He then does not address my core question in an unambiguous form but refers mainly to the issue of Germany’s future NATO membership, which was very relevant at the time. The possibility of excluding the area acceding to the Federal Republic of Germany – i.e., the GDR – from future NATO membership was also briefly discussed, but finally discarded. With reference to my main question, Mr. Baker writes to me that “nobody at that time was considering the possibility of expanding NATO to other countries.” But in another passage, it says: During the early stage of the negotiations he (Baker) had raised the possibility towards Gorbachev that the USA COULD agree to a non-extension of NATO to the East, if the Soviet Union agreed to a German reunification. However, this had only been a “what if” consideration, which was withdrawn a short time later.

His initial remark apparently refers to February 9, 1990, when he settled the NATO issue with Soviet leader Michael Gorbachev in Moscow, which resulted the following day in the Soviet “yes” to an economic and monetary union vis-à-vis East Germany – which, as is well known, led to German reunification that same year. But Mr. Baker did not mention to me a note he wrote specifically about the promise to the Soviets not to expand NATO beyond the German Oder-Neisse line.

Instead, the end of the letter from his office states that the information is for the recipient’s personal use only and is to be kept confidential. Therefore, I cannot publish them in their entirety, but only use parts of their content analogously.

As chance would have it, on the morning of February 26, 2022, I came across an interview with the former German Minister of State in the Foreign Office and former First Mayor of Hamburg, Klaus von Dohnanyi. The interview with him had been broadcast by Mitteldeutscher Rundfunk (Central German Broadcasting), a public broadcaster for the federal states of Thuringia, Saxony and Saxony-Anhalt (my home state). I followed von Dohnanyi’s statements live on the Internet.

Von Dohnanyi cited a written memo from the U.S. Secretary of State referring to NATO, without which German unification would not have been possible because the Soviets would otherwise have refused to give their consent. The German politician said in a statement: “Baker’s reference in that note implies Germany can join NATO as a whole, but beyond that there is no expansion.” And further: “The context is completely indisputable – anyone who denies this does not know the files.”

So, we have two statements here. One diplomat doesn’t really get to the topic, avoids it politely and very clever – the other diplomat quotes the file situation.

I personally have not seen this note, but it hardly makes sense why the Soviets de facto gave up everything they had gained in World War II without at least securing their own borders and demanding corresponding assurances from the West. This seems highly unlikely – regardless of the fact that in 1990 no one could have accurately foreseen the breakup of the Soviet Union and with it the emergence of independent former Soviet republics like Ukraine that would now pursue their own security interests.

In addition, there are statements in audio and visual documents from politicians active at the time who, by their own admission, did not intend NATO to expand eastward – see my article “The West’s Falsification of History.”

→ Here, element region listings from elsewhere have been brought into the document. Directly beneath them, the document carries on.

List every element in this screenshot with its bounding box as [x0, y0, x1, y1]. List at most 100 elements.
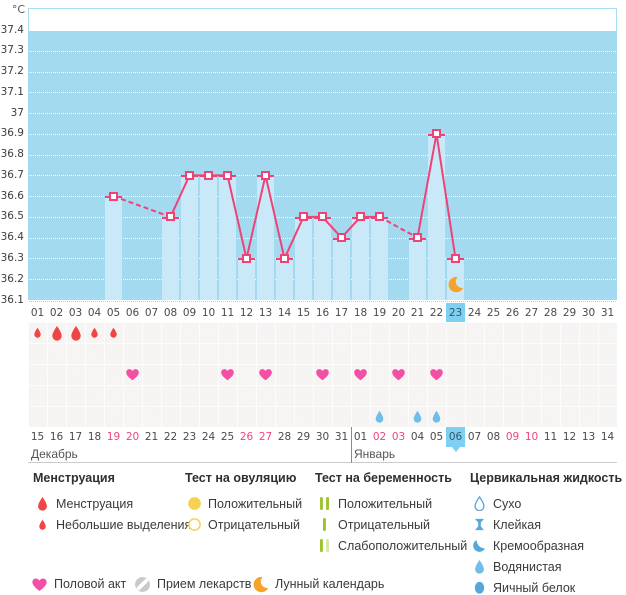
- intercourse-heart-icon[interactable]: [353, 367, 368, 382]
- cycle-day-cell[interactable]: 18: [353, 306, 368, 319]
- watery-fluid-icon[interactable]: [373, 410, 386, 423]
- cycle-day-cell[interactable]: 20: [391, 306, 406, 319]
- temperature-bar[interactable]: [181, 175, 198, 300]
- calendar-date-cell[interactable]: 01: [353, 431, 368, 443]
- temperature-marker[interactable]: [318, 212, 327, 222]
- cycle-day-cell[interactable]: 22: [429, 306, 444, 319]
- temperature-bar[interactable]: [238, 258, 255, 300]
- temperature-bar[interactable]: [314, 216, 331, 300]
- temperature-marker[interactable]: [109, 191, 118, 201]
- calendar-date-cell[interactable]: 26: [239, 431, 254, 443]
- cycle-day-cell[interactable]: 28: [543, 306, 558, 319]
- temperature-marker[interactable]: [356, 212, 365, 222]
- temperature-marker[interactable]: [337, 233, 346, 243]
- calendar-date-cell[interactable]: 03: [391, 431, 406, 443]
- cycle-day-cell[interactable]: 08: [163, 306, 178, 319]
- temperature-marker[interactable]: [185, 170, 194, 180]
- temperature-marker[interactable]: [299, 212, 308, 222]
- cycle-day-cell[interactable]: 01: [30, 306, 45, 319]
- cycle-day-cell[interactable]: 16: [315, 306, 330, 319]
- cycle-day-cell[interactable]: 25: [486, 306, 501, 319]
- menstruation-drop-icon[interactable]: [108, 327, 119, 338]
- cycle-day-cell[interactable]: 19: [372, 306, 387, 319]
- calendar-date-cell[interactable]: 17: [68, 431, 83, 443]
- calendar-date-cell[interactable]: 20: [125, 431, 140, 443]
- calendar-date-cell[interactable]: 25: [220, 431, 235, 443]
- cycle-day-cell[interactable]: 26: [505, 306, 520, 319]
- cycle-day-cell[interactable]: 07: [144, 306, 159, 319]
- calendar-date-cell[interactable]: 14: [600, 431, 615, 443]
- cycle-day-cell[interactable]: 21: [410, 306, 425, 319]
- intercourse-heart-icon[interactable]: [315, 367, 330, 382]
- cycle-day-cell[interactable]: 31: [600, 306, 615, 319]
- intercourse-heart-icon[interactable]: [220, 367, 235, 382]
- menstruation-drop-icon[interactable]: [89, 327, 100, 338]
- calendar-date-cell[interactable]: 12: [562, 431, 577, 443]
- temperature-bar[interactable]: [105, 196, 122, 300]
- cycle-day-cell[interactable]: 03: [68, 306, 83, 319]
- calendar-date-cell[interactable]: 21: [144, 431, 159, 443]
- temperature-marker[interactable]: [432, 129, 441, 139]
- calendar-date-cell[interactable]: 11: [543, 431, 558, 443]
- calendar-date-cell[interactable]: 19: [106, 431, 121, 443]
- calendar-date-cell[interactable]: 05: [429, 431, 444, 443]
- menstruation-drop-icon[interactable]: [32, 327, 43, 338]
- temperature-marker[interactable]: [280, 253, 289, 263]
- calendar-date-cell[interactable]: 31: [334, 431, 349, 443]
- cycle-day-cell[interactable]: 13: [258, 306, 273, 319]
- calendar-date-cell[interactable]: 10: [524, 431, 539, 443]
- menstruation-drop-icon[interactable]: [49, 325, 65, 341]
- cycle-day-cell[interactable]: 17: [334, 306, 349, 319]
- calendar-date-cell[interactable]: 09: [505, 431, 520, 443]
- temperature-marker[interactable]: [451, 253, 460, 263]
- temperature-bar[interactable]: [352, 216, 369, 300]
- cycle-day-cell[interactable]: 27: [524, 306, 539, 319]
- calendar-date-cell[interactable]: 24: [201, 431, 216, 443]
- calendar-date-cell[interactable]: 18: [87, 431, 102, 443]
- temperature-marker[interactable]: [223, 170, 232, 180]
- cycle-day-cell[interactable]: 12: [239, 306, 254, 319]
- intercourse-heart-icon[interactable]: [391, 367, 406, 382]
- temperature-bar[interactable]: [333, 237, 350, 300]
- cycle-day-cell[interactable]: 10: [201, 306, 216, 319]
- temperature-marker[interactable]: [375, 212, 384, 222]
- calendar-date-cell[interactable]: 27: [258, 431, 273, 443]
- temperature-bar[interactable]: [428, 133, 445, 300]
- temperature-bar[interactable]: [200, 175, 217, 300]
- calendar-date-cell-today[interactable]: 06: [446, 427, 465, 447]
- intercourse-heart-icon[interactable]: [258, 367, 273, 382]
- calendar-date-cell[interactable]: 16: [49, 431, 64, 443]
- cycle-day-cell[interactable]: 05: [106, 306, 121, 319]
- calendar-date-cell[interactable]: 28: [277, 431, 292, 443]
- temperature-bar[interactable]: [276, 258, 293, 300]
- cycle-day-cell[interactable]: 30: [581, 306, 596, 319]
- temperature-bar[interactable]: [257, 175, 274, 300]
- temperature-bar[interactable]: [371, 216, 388, 300]
- temperature-bar[interactable]: [295, 216, 312, 300]
- calendar-date-cell[interactable]: 02: [372, 431, 387, 443]
- intercourse-heart-icon[interactable]: [125, 367, 140, 382]
- cycle-day-cell[interactable]: 02: [49, 306, 64, 319]
- watery-fluid-icon[interactable]: [430, 410, 443, 423]
- calendar-date-cell[interactable]: 30: [315, 431, 330, 443]
- cycle-day-cell[interactable]: 29: [562, 306, 577, 319]
- calendar-date-cell[interactable]: 22: [163, 431, 178, 443]
- temperature-bar[interactable]: [162, 216, 179, 300]
- cycle-day-cell[interactable]: 04: [87, 306, 102, 319]
- calendar-date-cell[interactable]: 23: [182, 431, 197, 443]
- temperature-bar[interactable]: [409, 237, 426, 300]
- cycle-day-cell[interactable]: 15: [296, 306, 311, 319]
- calendar-date-cell[interactable]: 15: [30, 431, 45, 443]
- calendar-date-cell[interactable]: 07: [467, 431, 482, 443]
- menstruation-drop-icon[interactable]: [68, 325, 84, 341]
- calendar-date-cell[interactable]: 04: [410, 431, 425, 443]
- calendar-date-cell[interactable]: 08: [486, 431, 501, 443]
- intercourse-heart-icon[interactable]: [429, 367, 444, 382]
- cycle-day-cell[interactable]: 11: [220, 306, 235, 319]
- temperature-marker[interactable]: [242, 253, 251, 263]
- watery-fluid-icon[interactable]: [411, 410, 424, 423]
- calendar-date-cell[interactable]: 29: [296, 431, 311, 443]
- temperature-marker[interactable]: [413, 233, 422, 243]
- calendar-date-cell[interactable]: 13: [581, 431, 596, 443]
- cycle-day-cell[interactable]: 06: [125, 306, 140, 319]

Let’s conclude with one of the most respected and brilliant diplomats the U.S. has ever had: George F. Kennan, the architect of US post-World War II strategy of containment of the Soviet Union. When secretary of state Madeleine Albright in 1999 formally welcomed Poland, Hungary and Czech Republic into the North Atlantic Treaty Organization (NATO) at the Harry S. Truman presidential library in Independence, Missouri, Kennan called the expansion of NATO into Central Europe “the most fateful error of American policy in the entire post-Cold war area”, causing damage “beyond repair” to efforts to transform Russia from an enemy into a partner.

My implication is the following: Putin is inexcusable, because every war is a crime, no matter who starts it. But how the West presents itself these days is not only frightening, but shameful.

The West bears a historically verifiable share of the guilt for the war in Ukraine.